Şanlı: Aleykümselam, çarşıdayım, toplantı vardı. Akın'la dolaşıyorum.
Mete: Bizim arkadaşların işi mi dün zıbartılan adam?
Şanlı: Bizim arkadaşlar.
Mete: Arkadaşlar bulunurlar mı?
Şanlı: Yok yok bulunmazlar.
Mete: Elleri dert görmesin.
Polisteki ifadesinde bu görüşmeyi hatırlamadığını söyleyen Şanlı'nın, konuştuğu kişinin Konya'da görevli bir yüzbaşı olduğu iddia edildi.
Ünal'ın ise polis sorgusunda, Danıştay baskınının arkasında,
İstanbul Ümraniye'deki bir gecekonduda bulunan 27
el bombasıyla ilgili soruşturma kapsamında tutuklanan Tekin'in olduğunu söylediği öne sürüldü. Bir telefon görüşmesinde Ünal'ın, "
Halit Bozkurt, Danıştay saldırısından 2-3 gün önce beni arayıp, '2-3 gün içinde Türkiye'yi sarsacak bir
eylem olacak. Sizin üzerinize yıkılacak. Kaç, kendini kurtar' dedi. Emekli
general Alaattin Parmaksız, emekli albay Fikri
Karadağ ve Tekin, Danıştay saldırısının arkasındadır. Parmaksız ve Tekin'i tanırım, İstanbul'daki toplantılarda karşılaştım" dediği öğrenildi.
Cezaevinde ağırlanma
Soruşturma kapsamında ilginç bir olay da ortaya çıktı. Geçen yıl işlediği bir suçtan dolayı cezaevine giren Ünal'ın, aynı koğuşa düştüğü
çete lideri Mustafa Taştan'ın baskısına maruz kaldığı anlaşıldı. Ünal'ın, bu amaçla eşini eski DGM Savcısı Nusret Demiral'la görüştürerek
yardım istediği, "
Kürt Ahmet" lakaplı Ahmet Turgut'un da kısa süre sonra Taştan'ı arayıp Ünal'ı rahatsız etmemesi talimatını verdiği belirlendi. Sorgusunda bu gelişmeyi doğrulayan Ünal'ın, olayı ayrıntısıyla anlattığı öğrenildi.

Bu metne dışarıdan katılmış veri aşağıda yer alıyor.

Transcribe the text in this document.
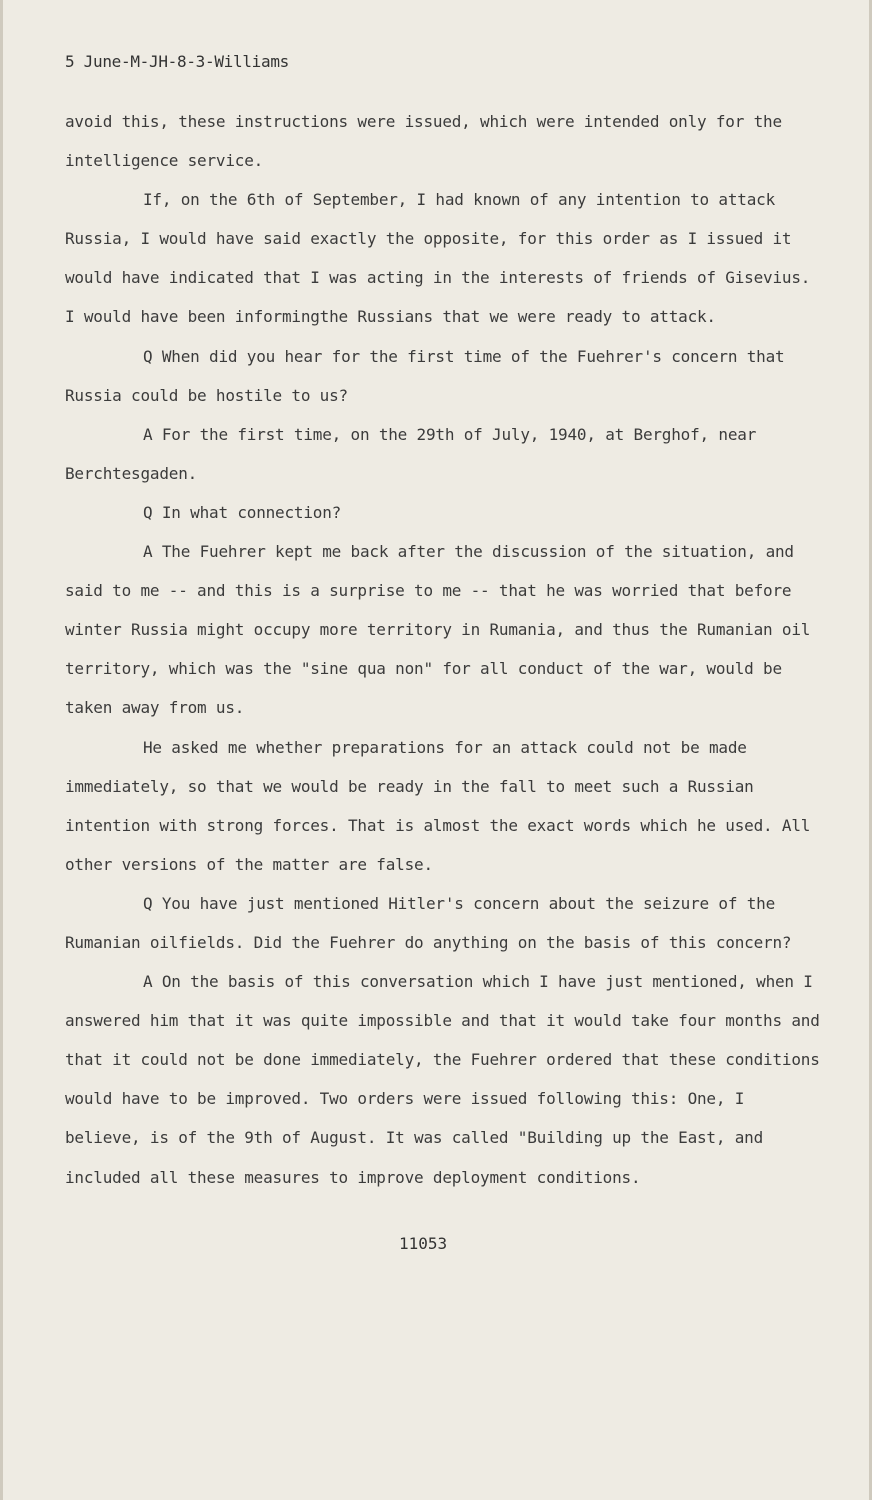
5 June-M-JH-8-3-Williams

avoid this, these instructions were issued, which were intended only for the intelligence service.

If, on the 6th of September, I had known of any intention to attack Russia, I would have said exactly the opposite, for this order as I issued it would have indicated that I was acting in the interests of friends of Gisevius. I would have been informingthe Russians that we were ready to attack.

Q When did you hear for the first time of the Fuehrer's concern that Russia could be hostile to us?

A For the first time, on the 29th of July, 1940, at Berghof, near Berchtesgaden.

Q In what connection?

A The Fuehrer kept me back after the discussion of the situation, and said to me -- and this is a surprise to me -- that he was worried that before winter Russia might occupy more territory in Rumania, and thus the Rumanian oil territory, which was the "sine qua non" for all conduct of the war, would be taken away from us.

He asked me whether preparations for an attack could not be made immediately, so that we would be ready in the fall to meet such a Russian intention with strong forces. That is almost the exact words which he used. All other versions of the matter are false.

Q You have just mentioned Hitler's concern about the seizure of the Rumanian oilfields. Did the Fuehrer do anything on the basis of this concern?

A On the basis of this conversation which I have just mentioned, when I answered him that it was quite impossible and that it would take four months and that it could not be done immediately, the Fuehrer ordered that these conditions would have to be improved. Two orders were issued following this: One, I believe, is of the 9th of August. It was called "Building up the East, and included all these measures to improve deployment conditions.

11053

Tutuklanan diğer Genel Başkan Yardımcısı Ahmet Cinali'nin görüşmeleri de polis kayıtlarında yer aldı. Evinde el bombası da bulunan Cinali'nin, bir generalle sık sık görüştüğü ve bir seferinde Van bölgesinden olan arkadaşlarına yardımcı olunmasını istediği öne sürüldü. Cinali'nin, Mersin'de cezaevi komutanlığı yapan askeri yetkili ile yakın temasının olduğu ve bazı hükümlü ve tutuklular hakkında görüştüğü iddia edildi.
'Bizim silahlar mı?'
Soruşturmadaki bir diğer isim ise İstanbul'da gözaltına alınan Halit
Bozdağ Güngör. Derneğin İstanbul'daki Genel Başkan Yardımcısı
Salih Zeki Balaban'la hareket eden Güngör'ün, silah ticaretiyle uğraştığı, polisteki ifadesinde "bunlar
devlet sırrı" deyip konuşmadığı belirtildi. Güngör'ün
İran ve Suriye'deki iki kişiyle silah ticaretiyle sürekli telefonla görüştüğü kaydedildi. Güngör'ün, bir telefon görüşmesinde, Bingöl'de PKK'nın yük trenine yönelik saldırısında silahların ortaya çıkmasından endişelenerek, "Bunlar bizim silahlar değil değil mi?" diye sorduğu, Balaban'ın "Değil... değil" şeklindeki sözleri soruşturma dosyasına girdi.